Have you ever wondered why you don’t vote directly for your state’s Electoral College Electors? For most of us, they appear in December, cast their votes, and we never know their names. That’s because states choose Electors diversely.
“We have no uniform national system for choosing Electors, which means the legislatures do not have to consult the public at all,” co-write Rep. Jamin Rankin (MD-D) and James Ceaser, Professor of Politics at the University of Virginia for the Constitution Center. Thirty-three states, including Indiana, have each party choose Electors during state conventions. The winning party’s slate casts the votes. Seven states and the District of Columbia have the state party committee choose. One state’s governor appoints them. One state lets the presidential nominee choose. In some states, officeholders, the party chairs or candidates choose. The rest use a hybrid of party conventions, committees, party chairs and/or districts. In short, the Electoral College is one of those democratic responsibilities given to states rather than citizens.

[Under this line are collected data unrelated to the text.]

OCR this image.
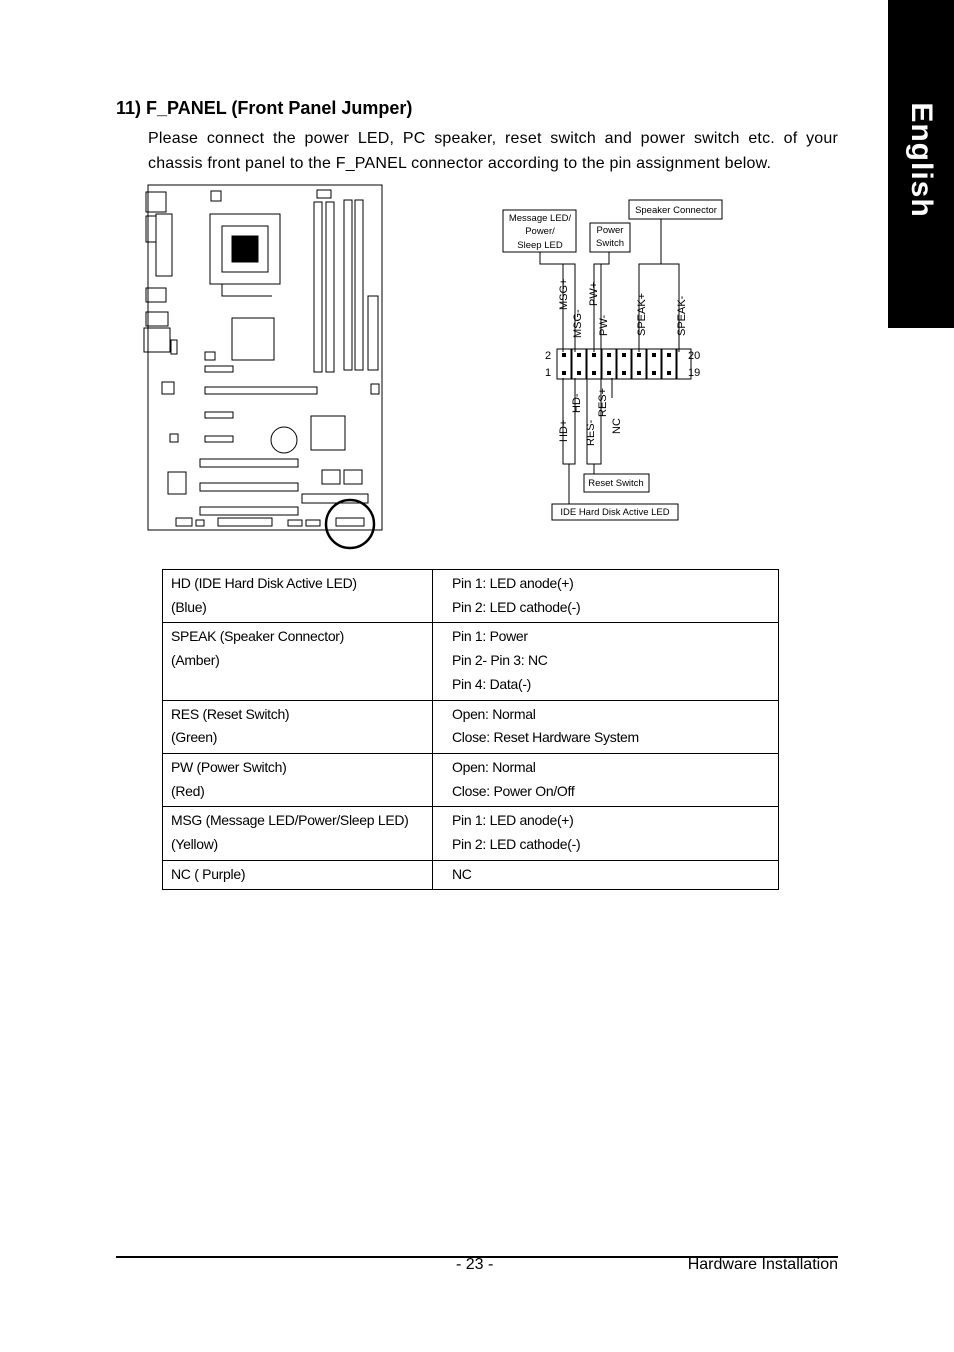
English
11) F_PANEL (Front Panel Jumper)
Please connect the power LED, PC speaker, reset switch and power switch etc. of your chassis front panel to the F_PANEL connector according to the pin assignment below.
Message LED/
Power/
Sleep LED
Power
Switch
Speaker Connector
Reset Switch
IDE Hard Disk Active LED
MSG+
MSG-
PW+
PW- SPEAK+	SPEAK-
HD+
HD-
RES-
RES+
NC
2
1
20
19
HD (IDE Hard Disk Active LED)
(Blue)	Pin 1: LED anode(+)
Pin 2: LED cathode(-)

SPEAK (Speaker Connector)
(Amber)	Pin 1: Power
Pin 2- Pin 3: NC
Pin 4: Data(-)

RES (Reset Switch)
(Green)	Open: Normal
Close: Reset Hardware System

PW (Power Switch)
(Red)	Open: Normal
Close: Power On/Off

MSG (Message LED/Power/Sleep LED)
(Yellow)	Pin 1: LED anode(+)
Pin 2: LED cathode(-)

NC ( Purple)	NC
- 23 -	Hardware Installation
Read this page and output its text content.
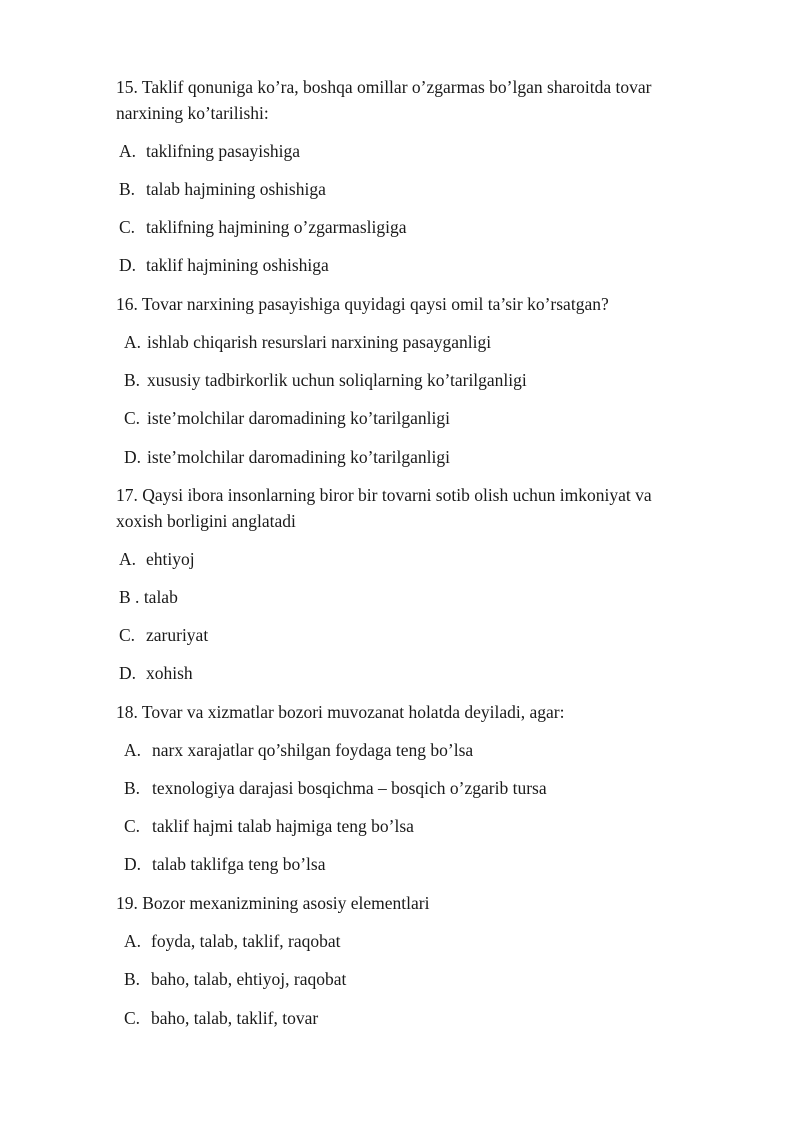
15. Taklif qonuniga ko’ra, boshqa omillar o’zgarmas bo’lgan sharoitda tovar narxining ko’tarilishi:
A. taklifning pasayishiga
B. talab hajmining oshishiga
C. taklifning hajmining o’zgarmasligiga
D. taklif hajmining oshishiga
16. Tovar narxining pasayishiga quyidagi qaysi omil ta’sir ko’rsatgan?
A. ishlab chiqarish resurslari narxining pasayganligi
B. xususiy tadbirkorlik uchun soliqlarning ko’tarilganligi
C. iste’molchilar daromadining ko’tarilganligi
D. iste’molchilar daromadining ko’tarilganligi
17. Qaysi ibora insonlarning biror bir tovarni sotib olish uchun imkoniyat va xoxish borligini anglatadi
A. ehtiyoj
B . talab
C. zaruriyat
D. xohish
18. Tovar va xizmatlar bozori muvozanat holatda deyiladi, agar:
A. narx xarajatlar qo’shilgan foydaga teng bo’lsa
B. texnologiya darajasi bosqichma – bosqich o’zgarib tursa
C. taklif hajmi talab hajmiga teng bo’lsa
D. talab taklifga teng bo’lsa
19. Bozor mexanizmining asosiy elementlari
A. foyda, talab, taklif, raqobat
B. baho, talab, ehtiyoj, raqobat
C. baho, talab, taklif, tovar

Americans have criticized and called for the Electoral College’s reform over 700 times since 1800. The closest it came to reform was when Birch Bayh (D-IN) cosponsored an 1969 amendment that Richard Nixon supported.
There are a number of issues with the Electoral College as it exists now. Dr. David Hadley, Professor of Political Science (retired) at Wabash College, noted that Electors have been party loyal and voting almost mechanistically since 1800. There have been few “faithless electors” and little, if any, “deliberative” debate among Electors, though the citizenry chafe when the candidate who won the popular vote is not the elected presidency.
Another “con” Hadley said, “is that the Electoral College as it operates today gives too much power to a few swing states. Candidates put all or most attention into those states. It isn’t guaranteeing that all states get attention.”
This “dramatically polarizes the nation’s politics while reducing voter turnout,” Rep. Rankin and Prof. Ceaser write in agreement.
What options do we have if the Electoral College system is increasing polarization, decreasing competitiveness, reducing attention given to all states, and affecting voter turnout? Can we eliminate it and institute a national popular vote? Hadley doesn’t believe that’s likely.
“Too many states see they have some advantage one way or another to retain the system. Idaho, Montana, Wyoming, Nevada, Nebraska, Iowa, North and South Dakota, for instance, want to keep the Electoral College as is. They are constitutionally over-represented. For example, Montana has a population that would entitle it to a single representative but has three. Take all of the states in similar situations, they don’t want to give that off to California, Florida or Texas. We’d have to amend the Constitution, and it only takes 25% or 12 of states to keep that from happening.” Hadley noted there are enough of those states to prevent an amendment.
One solution is the National Popular Vote Interstate Compact, which does not require an amendment. Ten states and Washington, DC are already members of the NPV Compact Coalition, which would be activated when states representing 270 Electoral College votes agree to join. NPV member states believe this will guarantee that the Electoral College winner is the popular vote winner because they would cast all their electoral college votes for that candidate. They believe it would establish presidential campaigns where every vote counts equally, and that it incentivizes candidates to campaign- ideally in person — all over the US, even in safe-blue and safe-red states that are small or non-competitive.
Rep. Rankin, whose state sponsored the NPV Compact, acknowledges there are critics. Some claim that candidates do campaign all over the USA, though he calls that “dubious.” Some don’t mind that five out of 53 elections have resulted in presidents who didn’t win the popular vote. Others plan to challenge that the NPV is unconstitutional based on one interpretation of Article II Section 1.
Here is where it matters that citizens do not choose the Electors. If states are given exclusive and unqualified determination for the Electors, as decided in 1892, then they may choose to support the direction of the popular vote, they may merely appoint based upon their state or district’s majority vote, or maintain the status quo. But citizens vote for their state leaders, so they can speak their preference.